Il pourra être intéressant de parler, dans une autre occasion, de la signification profonde de ce dicton.

Mais cette année, je voudrais en évoquer une version revisitée, que mes collègues et amis ont diffusée dès mercredi matin : michénikhnass adar, marbim békaas (cette année, le début du mois de Adar est l’occasion de ressentir et d’exprimer… de la colère).
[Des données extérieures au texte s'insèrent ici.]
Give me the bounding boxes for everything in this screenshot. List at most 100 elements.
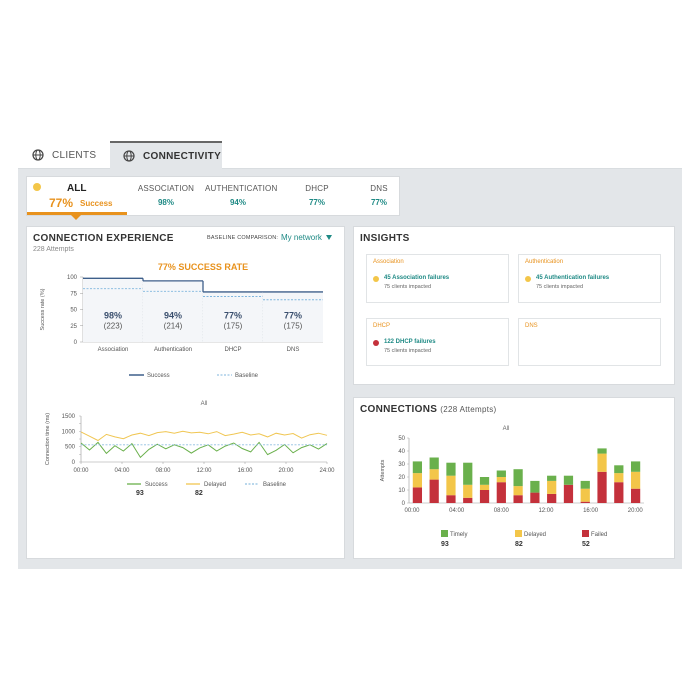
data-label-count: (223)	[104, 322, 123, 331]
connection-experience-card: CONNECTION EXPERIENCE 228 Attempts BASEL…	[26, 226, 345, 559]
y-tick-label: 0	[402, 501, 406, 507]
insight-association[interactable]: Association 45 Association failures 75 cl…	[366, 254, 509, 303]
connections-card: CONNECTIONS (228 Attempts) All Attempts 0 1…	[353, 397, 675, 559]
globe-icon	[123, 150, 135, 162]
x-tick-label: 00:00	[404, 508, 420, 514]
bar-failed	[429, 479, 439, 503]
y-tick-label: 50	[398, 436, 405, 442]
bar-fill	[203, 291, 263, 342]
bar-timely	[496, 470, 506, 477]
summary-item-value: 77%	[370, 198, 387, 207]
summary-dhcp[interactable]: DHCP 77%	[297, 184, 337, 207]
x-tick-label: 08:00	[494, 508, 510, 514]
legend-baseline-label: Baseline	[235, 373, 259, 379]
y-axis-label: Connection time (ms)	[45, 413, 51, 465]
bar-timely	[412, 461, 423, 474]
baseline-select[interactable]: My network	[281, 233, 332, 242]
bar-failed	[580, 501, 590, 503]
legend-timely-label: Timely	[450, 532, 467, 538]
success-rate-chart: 77% SUCCESS RATE Success rate (%) 0 25 50 75 1…	[40, 262, 323, 379]
y-axis-label: Attempts	[380, 459, 386, 481]
bar-timely	[446, 462, 456, 476]
insights-card: INSIGHTS Association 45 Association fail…	[353, 226, 675, 385]
bar-fill	[263, 291, 323, 342]
insight-text[interactable]: 45 Association failures	[384, 275, 450, 281]
summary-item-label: DNS	[370, 184, 388, 193]
chart-title: 77% SUCCESS RATE	[158, 262, 248, 272]
bar-failed	[446, 495, 456, 503]
legend-success-label: Success	[147, 373, 170, 379]
insight-text[interactable]: 45 Authentication failures	[536, 275, 610, 281]
bar-failed	[597, 471, 607, 503]
insight-text[interactable]: 122 DHCP failures	[384, 339, 436, 345]
bar-timely	[563, 475, 574, 485]
card-title: CONNECTIONS	[360, 404, 438, 415]
insight-sub: 75 clients impacted	[536, 284, 584, 290]
bar-failed	[614, 482, 624, 503]
x-tick-label: 04:00	[449, 508, 465, 514]
connectivity-app: CLIENTS CONNECTIVITY ALL 77% Success ASS…	[18, 141, 682, 569]
line-success	[80, 441, 328, 459]
legend-delayed-total: 82	[515, 541, 523, 548]
summary-dns[interactable]: DNS 77%	[359, 184, 399, 207]
y-tick-label: 30	[398, 462, 405, 468]
y-tick-label: 40	[398, 449, 405, 455]
legend-delayed-swatch	[515, 530, 522, 537]
card-title: INSIGHTS	[360, 233, 410, 244]
y-tick-label: 100	[67, 275, 78, 281]
legend-failed-label: Failed	[591, 532, 607, 538]
bar-delayed	[580, 488, 590, 502]
bar-delayed	[463, 484, 473, 498]
tab-clients-label: CLIENTS	[52, 149, 97, 161]
y-tick-label: 20	[398, 475, 405, 481]
insight-authentication[interactable]: Authentication 45 Authentication failure…	[518, 254, 661, 303]
summary-authentication[interactable]: AUTHENTICATION 94%	[205, 184, 278, 207]
summary-item-label: DHCP	[305, 184, 329, 193]
x-tick-label: 04:00	[114, 468, 130, 474]
summary-item-value: 77%	[308, 198, 325, 207]
summary-item-label: AUTHENTICATION	[205, 184, 278, 193]
x-tick-label: DHCP	[224, 347, 241, 353]
x-tick-label: 12:00	[196, 468, 212, 474]
baseline-comparison-label: BASELINE COMPARISON:	[207, 235, 279, 241]
bar-timely	[463, 462, 473, 485]
bar-failed	[563, 484, 574, 503]
bar-failed	[412, 487, 423, 503]
legend-failed-swatch	[582, 530, 589, 537]
connections-attempts: (228 Attempts)	[440, 405, 497, 414]
bar-delayed	[547, 480, 557, 494]
insight-category: DNS	[525, 323, 538, 329]
data-label-count: (214)	[164, 322, 183, 331]
bar-timely	[429, 457, 439, 470]
tab-clients[interactable]: CLIENTS	[32, 141, 114, 169]
x-tick-label: Authentication	[154, 347, 192, 353]
bar-delayed	[429, 469, 439, 480]
summary-all[interactable]: ALL 77% Success	[27, 177, 127, 220]
legend-baseline-label: Baseline	[263, 482, 287, 488]
bar-delayed	[479, 484, 490, 490]
y-tick-label: 10	[398, 488, 405, 494]
insight-dhcp[interactable]: DHCP 122 DHCP failures 75 clients impacte…	[366, 318, 509, 366]
summary-association[interactable]: ASSOCIATION 98%	[133, 184, 199, 207]
bar-timely	[513, 469, 523, 487]
y-tick-label: 0	[72, 460, 76, 466]
summary-bar: ALL 77% Success ASSOCIATION 98% AUTHENTI…	[26, 176, 400, 220]
bar-timely	[630, 461, 641, 472]
summary-item-label: ASSOCIATION	[137, 184, 195, 193]
x-tick-label: 20:00	[278, 468, 294, 474]
legend-success-total: 93	[136, 490, 144, 497]
data-label-count: (175)	[224, 322, 243, 331]
tab-connectivity-label: CONNECTIVITY	[143, 150, 222, 162]
x-tick-label: DNS	[287, 347, 300, 353]
summary-all-label: ALL	[67, 183, 87, 194]
y-axis-label: Success rate (%)	[40, 288, 46, 330]
tab-connectivity[interactable]: CONNECTIVITY	[110, 141, 222, 169]
insight-dns[interactable]: DNS	[518, 318, 661, 366]
bar-failed	[496, 482, 506, 503]
bar-delayed	[597, 453, 607, 472]
caret-down-icon	[325, 235, 332, 240]
y-tick-label: 50	[70, 308, 77, 314]
globe-icon	[32, 149, 44, 161]
bar-failed	[479, 490, 490, 503]
insight-category: DHCP	[373, 323, 391, 329]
Eh oui ! les plus fidèles parmi vous l’auront remarqué, il y avait longtemps que je ne vous avais pas parlé des femmes du mur, ce groupe de courageuses dont je suis un fervent admirateur, qui va prier au Kotel tous les roch hodech depuis plus de trente ans, en affrontant l’agressivité et la violence de la part d’une minorité de fanatiques qui s’en prennent à eux violemment : sifflets, cris, insultes, doigts d’honneur, crachats, livres de prière déchirés… et depuis quelque temps intimidations, fouilles interminables et injustifiées, et passivité face aux agressions… de la part du service de sécurité censé maintenir l’ordre sur les lieux.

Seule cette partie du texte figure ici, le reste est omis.